Dubai’s real estate to drive its own growth in coming years
For developers, it is vital to align their strategies to the long-term aspirations of the city.
Dubai’s real estate sector has all the ingredients in place to drive its growth in the coming years due to timely measures introduced by the government to offset the impact of a slowdown in the global economy, a top industry executive said.
Ali Sajwani, general manager for operations at Damac Properties, said the sector will benefit from a mix of activities like the upcoming Expo 2020 Dubai, pro-investment government initiatives and the city’s long-held reputation as a preferred investment destination.
“For developers, it is vital to align their strategies to the long-term aspirations of the city. We need to build for the future, and that takes a deep understanding of what customers and investors are looking for,” Sajwani told Khaleej Times in an interview.

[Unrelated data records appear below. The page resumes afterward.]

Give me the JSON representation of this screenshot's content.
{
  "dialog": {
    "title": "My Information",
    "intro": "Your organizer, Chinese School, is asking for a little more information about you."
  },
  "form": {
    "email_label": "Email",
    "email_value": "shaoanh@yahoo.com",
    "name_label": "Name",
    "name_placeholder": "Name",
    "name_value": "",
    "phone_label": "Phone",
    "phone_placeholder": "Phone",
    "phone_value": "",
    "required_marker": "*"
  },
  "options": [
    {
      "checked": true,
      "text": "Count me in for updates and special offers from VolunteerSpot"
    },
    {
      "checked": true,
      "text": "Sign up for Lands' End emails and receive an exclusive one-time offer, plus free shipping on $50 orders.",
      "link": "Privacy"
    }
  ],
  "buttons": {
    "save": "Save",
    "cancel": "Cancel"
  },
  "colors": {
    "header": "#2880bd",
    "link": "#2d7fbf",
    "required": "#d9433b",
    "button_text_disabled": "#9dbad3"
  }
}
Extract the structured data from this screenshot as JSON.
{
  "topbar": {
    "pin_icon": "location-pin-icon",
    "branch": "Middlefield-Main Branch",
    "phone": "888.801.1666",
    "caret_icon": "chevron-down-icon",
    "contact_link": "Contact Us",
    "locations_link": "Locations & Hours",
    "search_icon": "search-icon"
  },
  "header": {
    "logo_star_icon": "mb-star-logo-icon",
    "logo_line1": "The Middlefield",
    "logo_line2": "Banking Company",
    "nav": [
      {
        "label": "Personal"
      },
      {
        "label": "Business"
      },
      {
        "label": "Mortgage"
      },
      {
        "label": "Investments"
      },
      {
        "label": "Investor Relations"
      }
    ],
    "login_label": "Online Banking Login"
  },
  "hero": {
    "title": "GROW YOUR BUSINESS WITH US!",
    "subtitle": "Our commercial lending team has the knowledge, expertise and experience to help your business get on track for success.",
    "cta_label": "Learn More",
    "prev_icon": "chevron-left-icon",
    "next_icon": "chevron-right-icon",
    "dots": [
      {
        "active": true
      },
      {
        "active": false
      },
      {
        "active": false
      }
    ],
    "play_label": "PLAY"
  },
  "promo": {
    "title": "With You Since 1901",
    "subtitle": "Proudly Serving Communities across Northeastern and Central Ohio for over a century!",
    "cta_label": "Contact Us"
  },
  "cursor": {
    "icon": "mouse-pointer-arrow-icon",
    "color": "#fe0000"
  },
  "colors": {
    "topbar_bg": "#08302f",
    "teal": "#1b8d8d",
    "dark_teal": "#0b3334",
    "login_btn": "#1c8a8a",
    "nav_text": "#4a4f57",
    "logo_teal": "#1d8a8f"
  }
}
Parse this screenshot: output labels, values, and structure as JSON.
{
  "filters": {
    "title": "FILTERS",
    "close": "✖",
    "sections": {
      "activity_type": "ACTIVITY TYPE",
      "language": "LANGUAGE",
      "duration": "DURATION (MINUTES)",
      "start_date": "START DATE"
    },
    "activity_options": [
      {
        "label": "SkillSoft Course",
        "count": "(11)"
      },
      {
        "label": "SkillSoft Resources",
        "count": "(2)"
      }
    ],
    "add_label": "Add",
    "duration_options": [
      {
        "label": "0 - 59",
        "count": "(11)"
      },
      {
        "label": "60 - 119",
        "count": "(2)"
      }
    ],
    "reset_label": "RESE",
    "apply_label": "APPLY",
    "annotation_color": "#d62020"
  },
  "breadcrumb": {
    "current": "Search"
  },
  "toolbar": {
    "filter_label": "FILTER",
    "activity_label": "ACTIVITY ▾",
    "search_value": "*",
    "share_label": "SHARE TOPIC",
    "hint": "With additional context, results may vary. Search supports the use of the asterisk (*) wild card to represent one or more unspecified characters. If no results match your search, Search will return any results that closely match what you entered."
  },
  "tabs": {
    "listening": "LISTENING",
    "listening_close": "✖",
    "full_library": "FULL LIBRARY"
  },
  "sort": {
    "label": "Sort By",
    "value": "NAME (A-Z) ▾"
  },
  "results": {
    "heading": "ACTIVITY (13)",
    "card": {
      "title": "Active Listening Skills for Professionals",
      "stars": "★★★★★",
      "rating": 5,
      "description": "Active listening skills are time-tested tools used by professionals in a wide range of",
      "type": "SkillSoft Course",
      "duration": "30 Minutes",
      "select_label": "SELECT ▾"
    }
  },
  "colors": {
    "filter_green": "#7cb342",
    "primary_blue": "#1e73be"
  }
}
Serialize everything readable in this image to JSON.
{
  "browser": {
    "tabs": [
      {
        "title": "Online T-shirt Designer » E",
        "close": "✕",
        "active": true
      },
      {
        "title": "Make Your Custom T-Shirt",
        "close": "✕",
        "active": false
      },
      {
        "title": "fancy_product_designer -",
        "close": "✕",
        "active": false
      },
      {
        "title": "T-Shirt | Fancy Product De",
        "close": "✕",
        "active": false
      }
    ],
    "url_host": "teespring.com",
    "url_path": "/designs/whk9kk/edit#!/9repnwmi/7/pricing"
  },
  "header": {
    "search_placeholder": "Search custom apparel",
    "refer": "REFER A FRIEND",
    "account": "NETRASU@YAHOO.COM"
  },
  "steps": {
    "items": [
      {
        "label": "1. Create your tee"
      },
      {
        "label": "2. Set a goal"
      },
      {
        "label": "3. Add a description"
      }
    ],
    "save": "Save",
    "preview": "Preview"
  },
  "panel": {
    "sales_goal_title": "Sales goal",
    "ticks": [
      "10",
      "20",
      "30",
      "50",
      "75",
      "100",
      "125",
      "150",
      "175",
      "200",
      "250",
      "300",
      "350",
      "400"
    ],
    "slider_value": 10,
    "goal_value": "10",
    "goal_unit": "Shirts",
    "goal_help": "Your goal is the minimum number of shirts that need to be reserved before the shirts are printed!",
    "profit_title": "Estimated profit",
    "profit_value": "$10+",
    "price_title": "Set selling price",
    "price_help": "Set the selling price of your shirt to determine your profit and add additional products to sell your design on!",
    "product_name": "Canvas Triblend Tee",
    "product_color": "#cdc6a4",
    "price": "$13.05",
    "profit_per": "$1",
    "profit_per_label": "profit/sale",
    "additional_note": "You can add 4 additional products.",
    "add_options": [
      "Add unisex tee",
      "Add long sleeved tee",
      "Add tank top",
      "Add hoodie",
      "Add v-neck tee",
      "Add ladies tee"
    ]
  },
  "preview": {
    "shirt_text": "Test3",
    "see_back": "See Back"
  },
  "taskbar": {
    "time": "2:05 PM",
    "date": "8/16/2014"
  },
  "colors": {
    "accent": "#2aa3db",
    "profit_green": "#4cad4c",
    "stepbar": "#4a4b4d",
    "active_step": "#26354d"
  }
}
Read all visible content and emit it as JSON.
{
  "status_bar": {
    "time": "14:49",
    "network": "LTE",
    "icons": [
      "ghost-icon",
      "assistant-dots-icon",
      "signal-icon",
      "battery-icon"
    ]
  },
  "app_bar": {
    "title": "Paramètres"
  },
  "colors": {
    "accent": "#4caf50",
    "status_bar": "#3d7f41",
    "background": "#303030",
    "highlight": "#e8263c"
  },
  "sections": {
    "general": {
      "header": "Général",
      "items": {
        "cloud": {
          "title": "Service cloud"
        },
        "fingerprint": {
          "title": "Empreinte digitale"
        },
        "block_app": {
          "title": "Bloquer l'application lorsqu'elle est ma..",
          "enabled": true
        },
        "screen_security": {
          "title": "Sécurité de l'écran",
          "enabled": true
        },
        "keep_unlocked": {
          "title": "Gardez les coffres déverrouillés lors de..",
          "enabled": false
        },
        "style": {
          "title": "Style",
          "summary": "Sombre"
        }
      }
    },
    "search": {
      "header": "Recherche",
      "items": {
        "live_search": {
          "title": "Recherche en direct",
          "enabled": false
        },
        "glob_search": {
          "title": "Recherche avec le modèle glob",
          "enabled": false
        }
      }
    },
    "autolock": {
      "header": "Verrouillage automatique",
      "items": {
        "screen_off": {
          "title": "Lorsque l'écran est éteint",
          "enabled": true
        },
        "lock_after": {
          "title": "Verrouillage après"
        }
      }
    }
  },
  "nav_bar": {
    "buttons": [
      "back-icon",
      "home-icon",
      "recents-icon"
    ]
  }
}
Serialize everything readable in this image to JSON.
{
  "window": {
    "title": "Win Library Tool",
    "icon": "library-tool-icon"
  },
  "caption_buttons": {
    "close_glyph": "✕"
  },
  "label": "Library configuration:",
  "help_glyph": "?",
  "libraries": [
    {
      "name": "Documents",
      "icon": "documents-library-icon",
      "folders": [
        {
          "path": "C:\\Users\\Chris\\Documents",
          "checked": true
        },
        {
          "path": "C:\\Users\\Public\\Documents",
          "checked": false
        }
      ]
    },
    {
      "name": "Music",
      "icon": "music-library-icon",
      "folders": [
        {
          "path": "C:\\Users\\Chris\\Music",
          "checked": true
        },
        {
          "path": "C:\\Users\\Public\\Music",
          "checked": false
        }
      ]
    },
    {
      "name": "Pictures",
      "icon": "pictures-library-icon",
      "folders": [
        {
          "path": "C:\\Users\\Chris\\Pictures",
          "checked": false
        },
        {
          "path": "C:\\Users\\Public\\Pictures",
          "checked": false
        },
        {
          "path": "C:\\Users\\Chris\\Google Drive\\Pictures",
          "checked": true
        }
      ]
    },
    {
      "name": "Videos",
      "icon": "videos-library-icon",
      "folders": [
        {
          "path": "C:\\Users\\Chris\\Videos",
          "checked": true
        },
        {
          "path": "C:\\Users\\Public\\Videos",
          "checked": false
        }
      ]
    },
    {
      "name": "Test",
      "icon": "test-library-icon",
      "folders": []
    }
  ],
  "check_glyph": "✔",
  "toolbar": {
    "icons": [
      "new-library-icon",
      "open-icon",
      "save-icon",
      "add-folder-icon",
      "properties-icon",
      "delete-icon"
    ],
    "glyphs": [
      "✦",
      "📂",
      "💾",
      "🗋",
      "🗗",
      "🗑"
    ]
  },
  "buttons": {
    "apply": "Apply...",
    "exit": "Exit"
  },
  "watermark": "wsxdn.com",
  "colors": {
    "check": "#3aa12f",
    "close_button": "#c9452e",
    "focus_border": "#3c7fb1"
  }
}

The 27-year old scion has been deeply involved in the family business from a young age and currently leads a number of internal working groups at Damac, which oversee international developments, Damac Maison Hotels & Resorts, as well as quality audit and quality control.
Present state of property
Sajwani said the best way to summarise the state of Dubai’s real estate sector is that the industry is maturing. Considering the cyclical nature of the industry, the correction in prices has further amplified the market’s appeal to investors with more than half the real estate transactions in the first five months of 2019 coming from new investors.
He said the optimism around an expected uptick in real estate has prompted many investors to enter the market. Moreover, with the government’s efforts to transform Dubai into a long-term destination for residents, many end-users are finding this to be the right time to make their dream of owning a home in Dubai a reality.
“We can already see solid signs of recovery as property prices in certain areas start picking up. The market remains favourable for buyers, and this year, residential transactions reached a four-year high during the summer season. With the countdown to Expo 2020 Dubai beginning in October, we are very optimistic about the industry’s growth in the coming few years,” the young entrepreneur said.
Expo 2020 impact
To a question, he said Expo 2020 has already helped in furthering Dubai’s presence as a word-class global city. With over 20 million visitors expected to come to Dubai by 2020, the Expo is expected to provide a significant boost to the various sectors including the hospitality sector.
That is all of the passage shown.